Architect's Daughter | Glass is Great

Architect's Daughter | Glass is Great

Glass is probably one of the most favourable products we can recycle to date. This is because when glass is recycled, it comes out the other end with 100% of the property value it went in with. Unlike plastics and other materials, glass does not lose any of its characteristics during the recycling process. This amazing ability for glass to be able to maintain its quality, purity and durability through its recycling trials and tribulations has made it an important material throughout history, today, and definitely for the future.

To make things a little more interesting, lets start out by playing devil’s advocate. In case you aren’t aware, it is estimated by the The New Hampshire Department of Environmental Services that it takes around one million years for glass to biodegrade. That doesn’t sound great, and what else? Glass is breakable! Oh and it is also heavy, which would cost more fuel to have it transported. So you might be asking yourself, wait.. why is glass a sustainable product? And if you don’t have the answer just yet, your planet saving, world loving gut is probably still going to opt for glass over plastic if you had to choose. They say "trust your gut", and we are saying to do that here too. Despite these 3 “disadvantages”, glass is an absolutely amazing product, and below we will explain why.

The most critical point to start with is that the building blocks of glass are non fossil fuel. This means that when making glass, we are not burning ancient precious oils that emit a myriad of harmful chemicals into the atmosphere. Typically speaking, glass is made from sand, limestone, and soda ash. Now you may be thinking that sand, limestone and soda ash are all natural constituents of the ground, and this is a completely valid point. Nonetheless, although these products usually have to be extracted from the earth, the good news comes back around to the recycling ability of glass. If humans are responsible with their glass, the amazing material could be recycled indefinitely without having to extract much or any of these resources further. In light of this, it is proven that recycling glass can substitute 95% of it’s raw materials, almost completely eliminating the need for any raw materials. Having said this, recycling glass has been proven to significantly reduce emissions, consumption of raw materials, and significantly reduce on energy expenditure to extract these resources.

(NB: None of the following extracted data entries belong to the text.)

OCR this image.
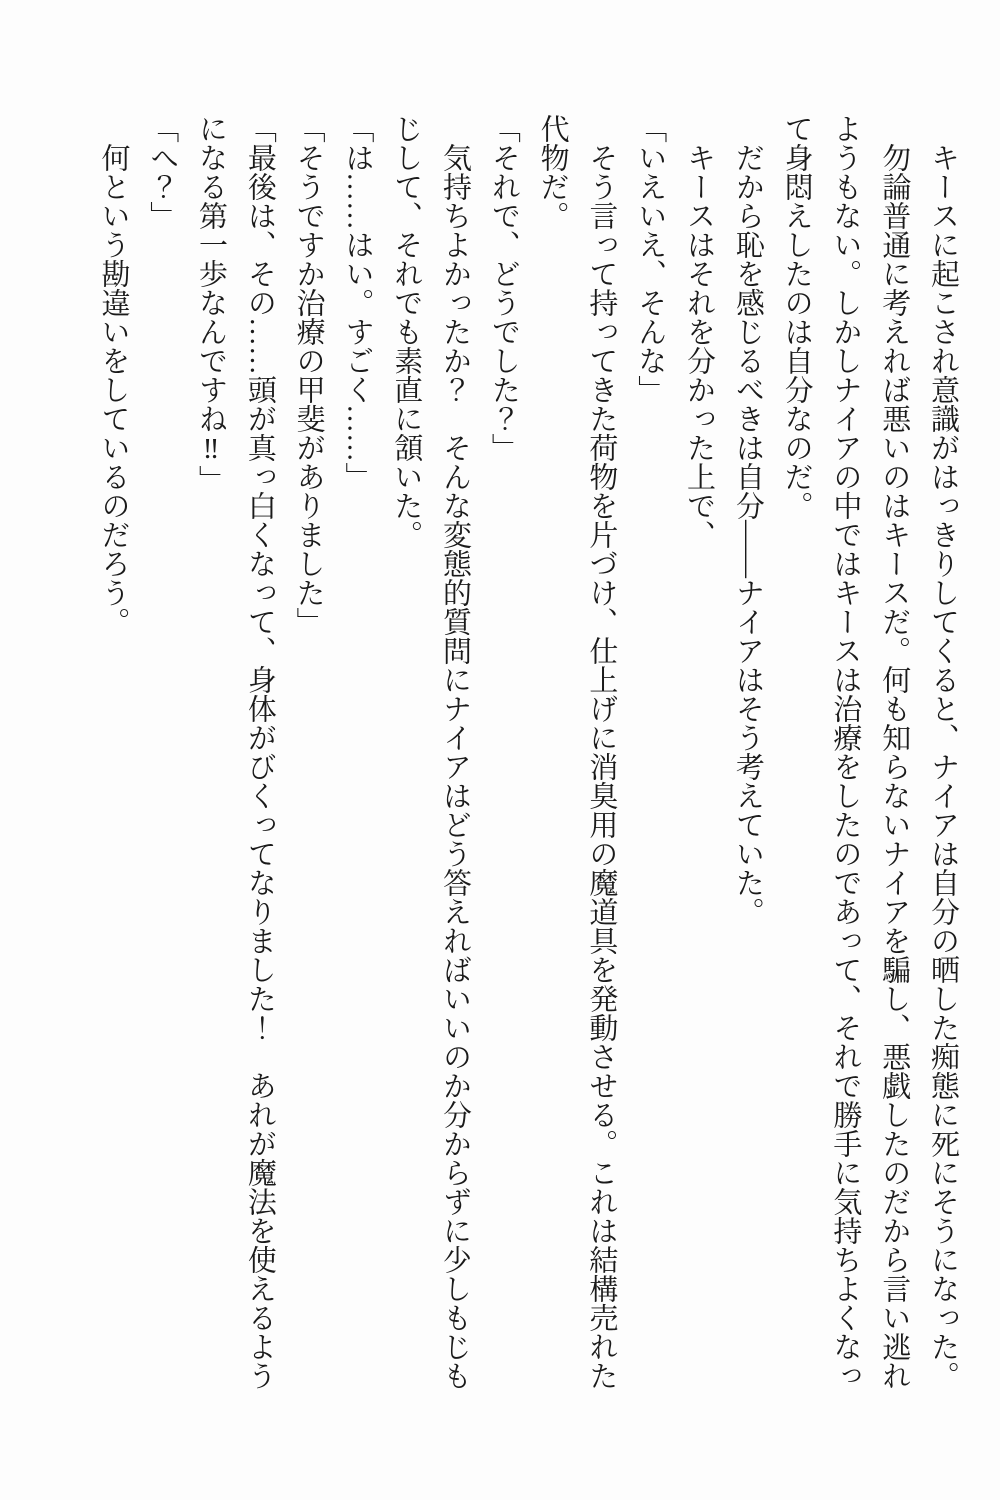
　キースに起こされ意識がはっきりしてくると、ナイアは自分の晒した痴態に死にそうになった。

　勿論普通に考えれば悪いのはキースだ。何も知らないナイアを騙し、悪戯したのだから言い逃れようもない。しかしナイアの中ではキースは治療をしたのであって、それで勝手に気持ちよくなって身悶えしたのは自分なのだ。

　だから恥を感じるべきは自分――ナイアはそう考えていた。

　キースはそれを分かった上で、

「いえいえ、そんな」

　そう言って持ってきた荷物を片づけ、仕上げに消臭用の魔道具を発動させる。これは結構売れた代物だ。

「それで、どうでした？」

　気持ちよかったか？　そんな変態的質問にナイアはどう答えればいいのか分からずに少しもじもじして、それでも素直に頷いた。

「は……はい。すごく……」

「そうですか治療の甲斐がありました」

「最後は、その……頭が真っ白くなって、身体がびくってなりました！　あれが魔法を使えるようになる第一歩なんですね‼」

「へ？」

　何という勘違いをしているのだろう。
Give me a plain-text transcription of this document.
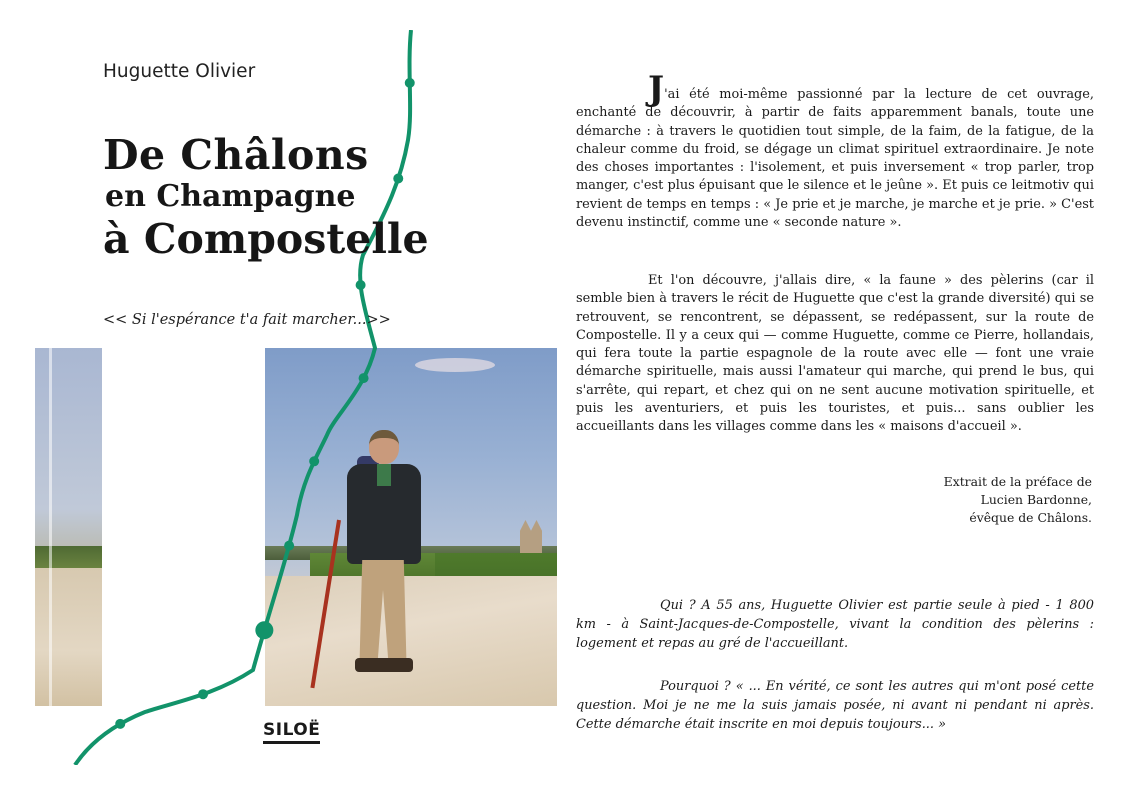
Huguette Olivier
De Châlons
en Champagne
à Compostelle
<< Si l'espérance t'a fait marcher...>>
SILOË

J'ai été moi-même passionné par la lecture de cet ouvrage, enchanté de découvrir, à partir de faits apparemment banals, toute une démarche : à travers le quotidien tout simple, de la faim, de la fatigue, de la chaleur comme du froid, se dégage un climat spirituel extraordinaire. Je note des choses importantes : l'isolement, et puis inversement « trop parler, trop manger, c'est plus épuisant que le silence et le jeûne ». Et puis ce leitmotiv qui revient de temps en temps : « Je prie et je marche, je marche et je prie. » C'est devenu instinctif, comme une « seconde nature ».

Et l'on découvre, j'allais dire, « la faune » des pèlerins (car il semble bien à travers le récit de Huguette que c'est la grande diversité) qui se retrouvent, se rencontrent, se dépassent, se redépassent, sur la route de Compostelle. Il y a ceux qui — comme Huguette, comme ce Pierre, hollandais, qui fera toute la partie espagnole de la route avec elle — font une vraie démarche spirituelle, mais aussi l'amateur qui marche, qui prend le bus, qui s'arrête, qui repart, et chez qui on ne sent aucune motivation spirituelle, et puis les aventuriers, et puis les touristes, et puis... sans oublier les accueillants dans les villages comme dans les « maisons d'accueil ».

Extrait de la préface de
Lucien Bardonne,
évêque de Châlons.

Qui ? A 55 ans, Huguette Olivier est partie seule à pied - 1 800 km - à Saint-Jacques-de-Compostelle, vivant la condition des pèlerins : logement et repas au gré de l'accueillant.

Pourquoi ? « ... En vérité, ce sont les autres qui m'ont posé cette question. Moi je ne me la suis jamais posée, ni avant ni pendant ni après. Cette démarche était inscrite en moi depuis toujours... »
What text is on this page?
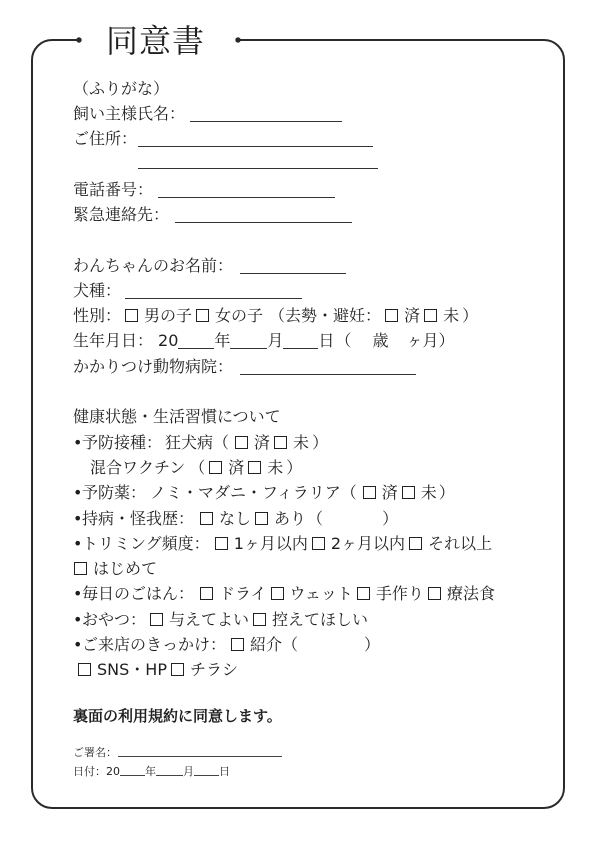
同意書
（ふりがな）
飼い主様氏名：
ご住所：
電話番号：
緊急連絡先：
わんちゃんのお名前：
犬種：
性別： 男の子 女の子 （去勢・避妊： 済 未 ）
生年月日： 20 年 月 日 （ 歳 ヶ月）
かかりつけ動物病院：
健康状態・生活習慣について
• 予防接種： 狂犬病（ 済 未 ）
混合ワクチン （ 済 未 ）
• 予防薬： ノミ・マダニ・フィラリア（ 済 未 ）
• 持病・怪我歴： なし あり （	）
• トリミング頻度： 1ヶ月以内 2ヶ月以内 それ以上
はじめて
• 毎日のごはん： ドライ ウェット 手作り 療法食
• おやつ： 与えてよい 控えてほしい
• ご来店のきっかけ： 紹介 （	）
SNS・HP チラシ
裏面の利用規約に同意します。
ご署名：
日付： 20 年 月 日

Let’s put this into context. When your glass reaches a recycling plant, it is first sorted by colour and then it is crushed down into tiny pieces. These tiny pieces of your recycled glass are mixed with a controlled amount of limestone and other raw materials (that 5% we were talking about earlier). The result of this careful mixture creates a very special granular material called cullet. Once the cullet is ready, it is heated in ovens at the recycling plant and subsequently molded to form new glass. Et Voila.

We cannot stress enough that recycling glass is such a critical and sustainable process, and what makes it so sustainable is the tremendously positive environmental impact of cullet. Cullet has a variety of benefits in that it replaces an enormous amount of otherwise used raw materials and energy. After all, the primary source of cullet is recycled glass and due to its recycled content, cullet melts in ovens at a much lower temperature than its corresponding raw materials. Therefore, as previously mentioned, by bypassing much unneeded additional resource extraction and energy expenditure, the use of cullet significantly lowers emissions and energy that would otherwise be hijacked from the use of new raw materials. Ultimately, cullet helps to leave raw materials and natural resources in the earth, where they belong.

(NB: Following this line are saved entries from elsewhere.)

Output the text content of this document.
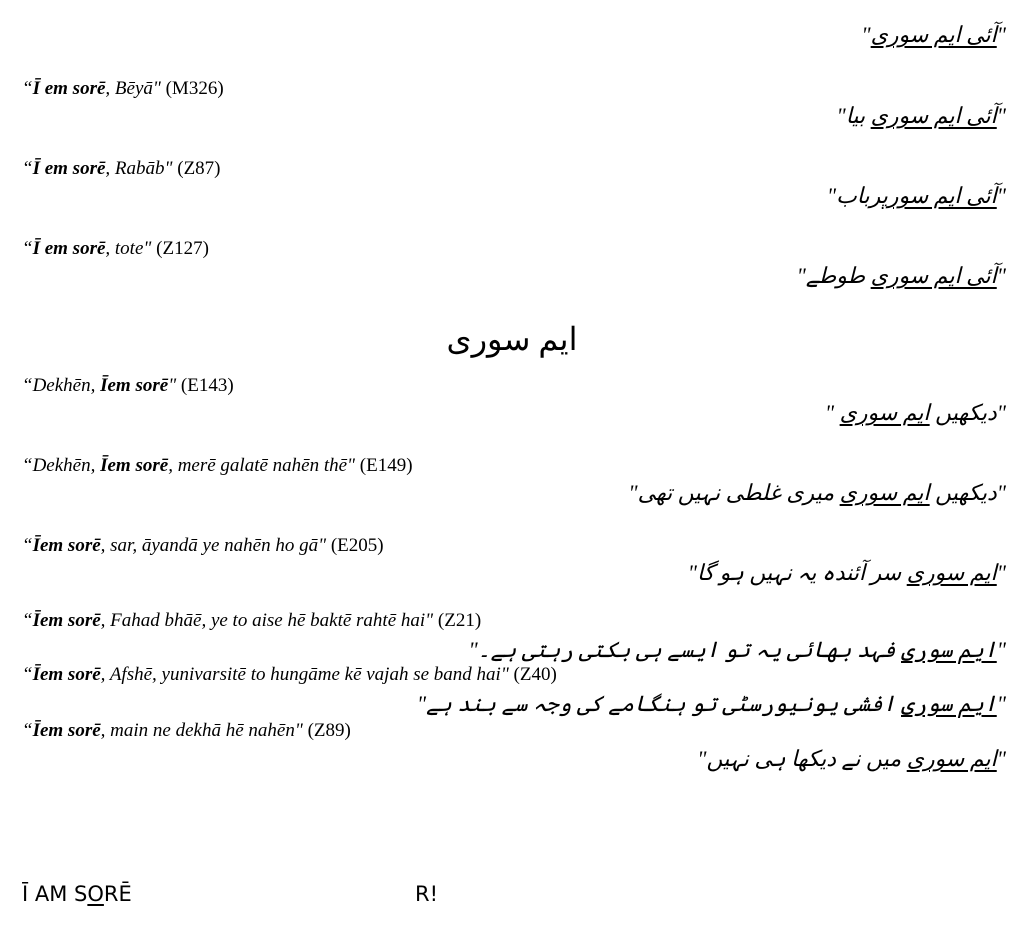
"آئی ایم سوری"
“Ī em sorē, Bēyā" (M326)
"آئی ایم سوری بیا"
“Ī em sorē, Rabāb" (Z87)
"آئی ایم سوریرباب"
“Ī em sorē, tote" (Z127)
"آئی ایم سوری طوطے"
ایم سوری
“Dekhēn, Īem sorē" (E143)
"دیکھیں ایم سوری "
“Dekhēn, Īem sorē, merē galatē nahēn thē" (E149)
"دیکھیں ایم سوری میری غلطی نہیں تھی"
“Īem sorē, sar, āyandā ye nahēn ho gā" (E205)
"ایم سوری سر آئندہ یہ نہیں ہو گا"
“Īem sorē, Fahad bhāē, ye to aise hē baktē rahtē hai" (Z21)
"ایم سوری فہد بھائی یہ تو ایسے ہی بکتی رہتی ہے۔"
“Īem sorē, Afshē, yunivarsitē to hungāme kē vajah se band hai" (Z40)
"ایم سوری افشی یونیورسٹی تو ہنگامے کی وجہ سے بند ہے"
“Īem sorē, main ne dekhā hē nahēn" (Z89)
"ایم سوری میں نے دیکھا ہی نہیں"
Ī AM SORĒ	R!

So what happens when glass is recycled? Usually it is sold to glass container manufacturers and made into new bottles and jars. Clean recycled glass is primarily used by the food and beverage industry. When glass is contaminated or seen as unfit for the food and beverage industry, it is typically purchased in the construction industry where it is used as a component in tile, concrete, or pavement etc.

All glass can be recycled. There is really no excuse not to recycle your glass. By using and recycling glass you are keeping resources in the ground, reducing GHG emissions and contributing to a sustainable cycle that will benefit us all.

- Architect's Daughter

Glass Packaging Institute (GPI), 4250 North Fairfax Street, Suite 600, Arlington, VA 22203, September 2019.
Jacoby, Mitch. Why glass recycling in the US is broken. Chemical and Engineering News (c&en). February 11, 2019.